In the progressive era, there was an understanding that men who impregnated women should marry them. It didn’t always work in practice, but that was the strong social norm. Today, that norm has dissolved. Forty percent of American children are born out of wedlock. This sentences the U.S. to another generation of widening inequality and slower human capital development.
One hundred years ago, we had libertarian economics but conservative values. Today we have oligarchic economics and libertarian moral values—a bad combination.”
Over at the Ayn Rand Center, they grant indulgences for Randians to celebrate the “life-affirming” aspect of Christmas: it’s commercialism.
What Rand actually said is she likes all the tinsel and happy cheer. So do I.
Everyone who holds a pen has a Christopher Hitchens story, apparently.
I read this blog post by the always interesting Meg McCardle with mixed reactions. It centers around the decline of spanking and whether that’s good for children. She points out spanking has been replaced by a highly regimented regime of constant supervision with gold stars for good behavior That probably does cause children to internalize both a respect for the idea that authority is well-intentioned and an enormous sense of entitlement to a lot of time and attention from authority. Or so bosses complain.

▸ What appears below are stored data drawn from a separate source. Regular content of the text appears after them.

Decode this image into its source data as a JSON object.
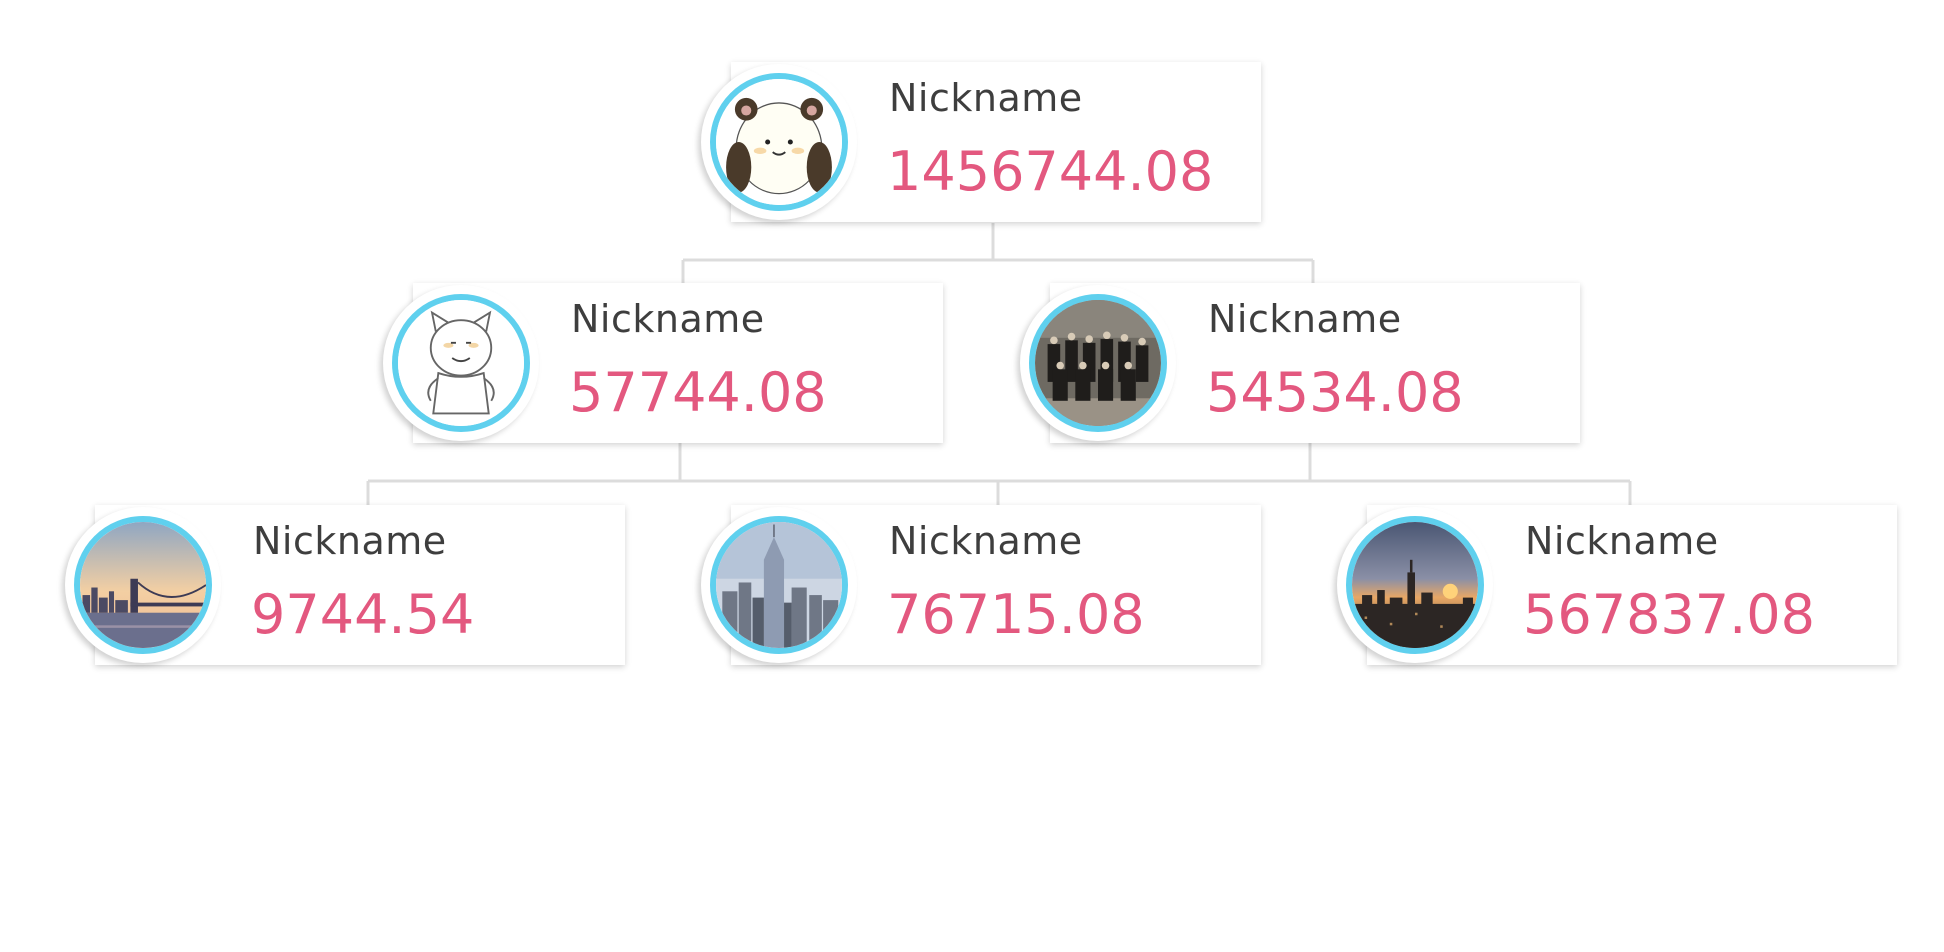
{
  "theme": {
    "avatar_ring": "#5fd0ee",
    "amount_color": "#e3587f",
    "name_color": "#3e3e3e",
    "connector_color": "#dcdcdc"
  },
  "nodes": [
    {
      "id": "root",
      "nickname": "Nickname",
      "amount": "1456744.08",
      "avatar_icon": "panda-cartoon-avatar"
    },
    {
      "id": "l1-left",
      "nickname": "Nickname",
      "amount": "57744.08",
      "avatar_icon": "cartoon-character-sketch-avatar"
    },
    {
      "id": "l1-right",
      "nickname": "Nickname",
      "amount": "54534.08",
      "avatar_icon": "group-photo-avatar"
    },
    {
      "id": "l2-a",
      "nickname": "Nickname",
      "amount": "9744.54",
      "avatar_icon": "bridge-skyline-avatar"
    },
    {
      "id": "l2-b",
      "nickname": "Nickname",
      "amount": "76715.08",
      "avatar_icon": "skyscraper-city-avatar"
    },
    {
      "id": "l2-c",
      "nickname": "Nickname",
      "amount": "567837.08",
      "avatar_icon": "sunset-city-avatar"
    }
  ]
}
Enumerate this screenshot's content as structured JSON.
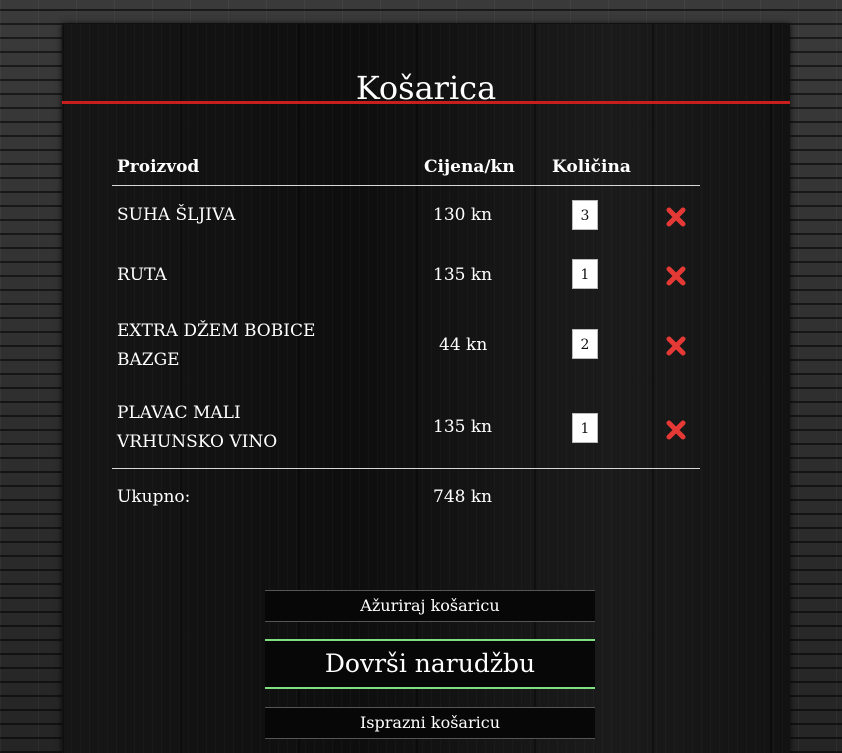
{
  "cart": {
    "title": "Košarica",
    "headers": {
      "product": "Proizvod",
      "price": "Cijena/kn",
      "quantity": "Količina"
    },
    "items": [
      {
        "name_line1": "SUHA ŠLJIVA",
        "name_line2": "",
        "price": "130 kn",
        "quantity": "3",
        "remove_icon": "red-x-icon"
      },
      {
        "name_line1": "RUTA",
        "name_line2": "",
        "price": "135 kn",
        "quantity": "1",
        "remove_icon": "red-x-icon"
      },
      {
        "name_line1": "EXTRA DŽEM BOBICE",
        "name_line2": "BAZGE",
        "price": "44 kn",
        "quantity": "2",
        "remove_icon": "red-x-icon"
      },
      {
        "name_line1": "PLAVAC MALI",
        "name_line2": "VRHUNSKO VINO",
        "price": "135 kn",
        "quantity": "1",
        "remove_icon": "red-x-icon"
      }
    ],
    "total_label": "Ukupno:",
    "total_value": "748 kn"
  },
  "actions": {
    "update_label": "Ažuriraj košaricu",
    "checkout_label": "Dovrši narudžbu",
    "empty_label": "Isprazni košaricu"
  },
  "colors": {
    "accent_red": "#c81e1e",
    "checkout_green": "#7ee07e",
    "remove_red": "#e53935"
  }
}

I was never spanked, so I don’t focus on that—its’ a marker not the main thing. But I do think childhood has been diminished in some ways by the loss of freedom and initiative our upper middle class parenting methods entail. And it’s extremely hard to do this kind of parenting with more than one or two children so as a norm it actually may be dysfunction for family life in some ways.
Rick Santorum snagged two big endorsement today, Bob Vander Plaats, who lead the fight to oust 3 Iowa judges, and Chuck Hurley, who heads the Focus on the Family affiliated Iowa Family Policy Center. Hurley hints Perry and Bachmann should step down so social conservatives can united around Santorum. Seems a long shot. But with Gingrich fading, look for Rick to do better than expected.
Listening to Fox News today discuss whether anyone cares about the personal life of presidential candidates, one Fox girl said something like “Now that most people are divorced, why would they care that Gingrich is divorced?”
It made me sad she doesn’t know that most people are not divorced–probably most people in her world are divorced.
In particular the number of people who have serially married and divorced at Gingrichian levels is quite small.
The latest Census data Evaluation of the Marital Events Items on the ACS shows that “The number of men who had been married three or more times according to the 2008 ACS was 5.2% while in the 2004 SIPP it was 4.5%. The number of women who had been married three or more times according to the 2008 ACS was 5.1% while in the 2004 SIPP it was 4.2.” (See page 16).
That is somewhere between 4 and 5 percent of American women or men have married three times, depending on the data source.